In the longer term, the organisations behind the project believe that the education of healthcare professionals, as well as patient care and experience, will be improved, the carbon footprint of education will also be reduced through the virtual environment, and that the overall educational package will distinguish those involved as at the forefront of medical education.
Virtual reality for real-world learning
Despite the obvious benefits of medical personnel training in a safe and secure setting, the opportunity to educate the general public on healthcare concerns also has a lot of potential. This could be information related to a single patient, such as offering additional information on their current medical treatment, or it could be a broader attempt to educate the general public about a certain subject.
The latter prospect has become increasingly urgent as health literacy became a substantial talking point during the COVID-19 pandemic. When an individual’s health literacy on a given topic is poor, they become susceptible to misinformation. In the case of the pandemic, this resulted in vaccine hesitancy in some people, even when they were potentially at risk.

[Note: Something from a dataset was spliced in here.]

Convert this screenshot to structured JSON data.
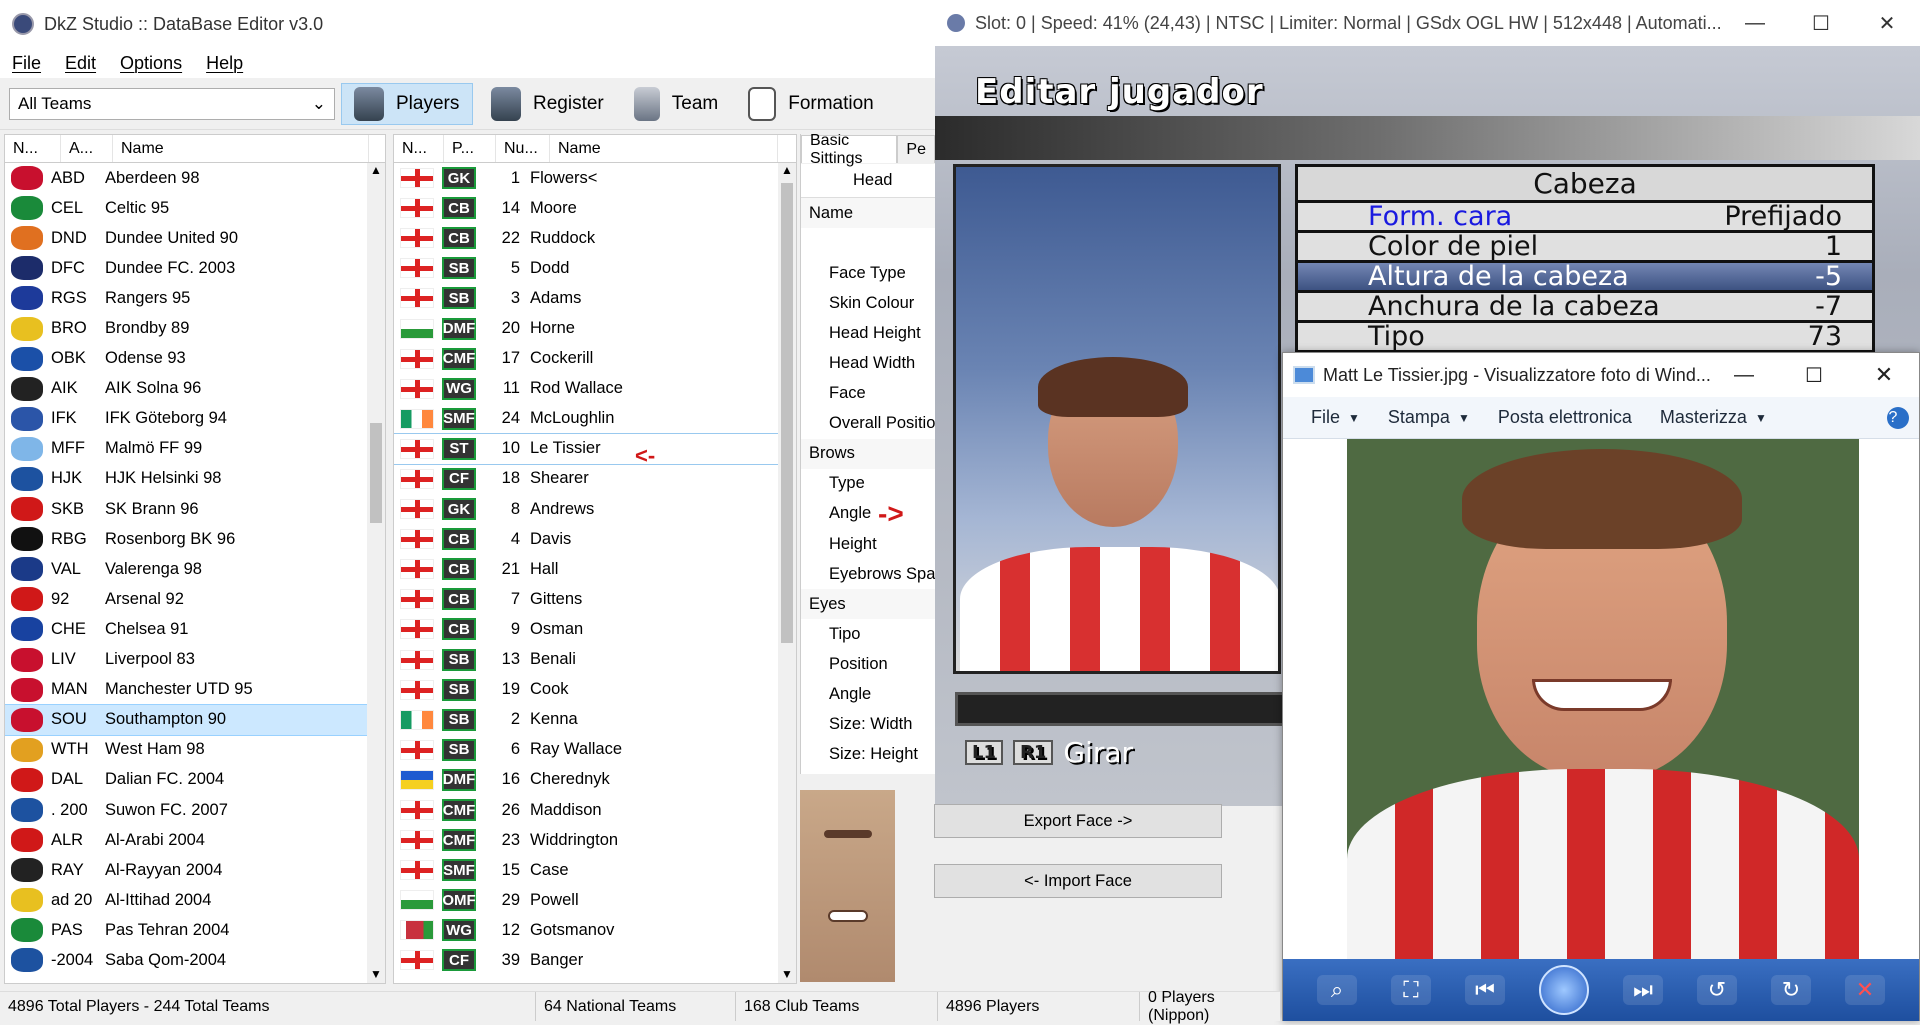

To try to improve health literacy, one study turned to VR to engage individuals and improve understanding of community immunity, or herd immunity, as it is also known. The results found that after VR ‘treatment’, vaccination intention increased and was more effective than a comparative text-and-image treatment. When both ‘treatments’ were combined, the vaccination intention increased even further.
The more information you have, the better.
There has been interest in using virtual reality to help patients who have already been diagnosed with a medical issue, in addition to encouraging vaccination and so potentially protecting people from illness. Patients can better comprehend their diagnosis and subsequently participate in shared decision-making with healthcare professionals with the help of excellent education. Patients became “more enthusiastic about commencing their treatment and adhering to their systemic therapy” as a result, according to a study.
This has not escaped the notice of pharmaceutical companies looking to educate patients on topics, with which they may not have the most health literacy. Spark Therapeutics developed a VR product, alongside a partner, to teach haemophilia patients about gene therapy. Rather than applying this broadly to all patients, the company targeted teenagers and young adults to provide more engaging content. In this example, the education took the form of an escape room-style game.
This is the major advantage of VR technology: the ability to create such a learning tool in virtual reality, when the prospect of carrying out the same work in the real world would be extremely challenging and expensive. Due to the creative nature of the tool, the potential for VR is essentially limited only to the imagination of its application within the medical world. As VR tools extend into approved medical treatments, familiarity with the technology is only set to grow. The next step for wider use could simply be determining how to scale it up, so that access can meet the varied use cases the technology possesses.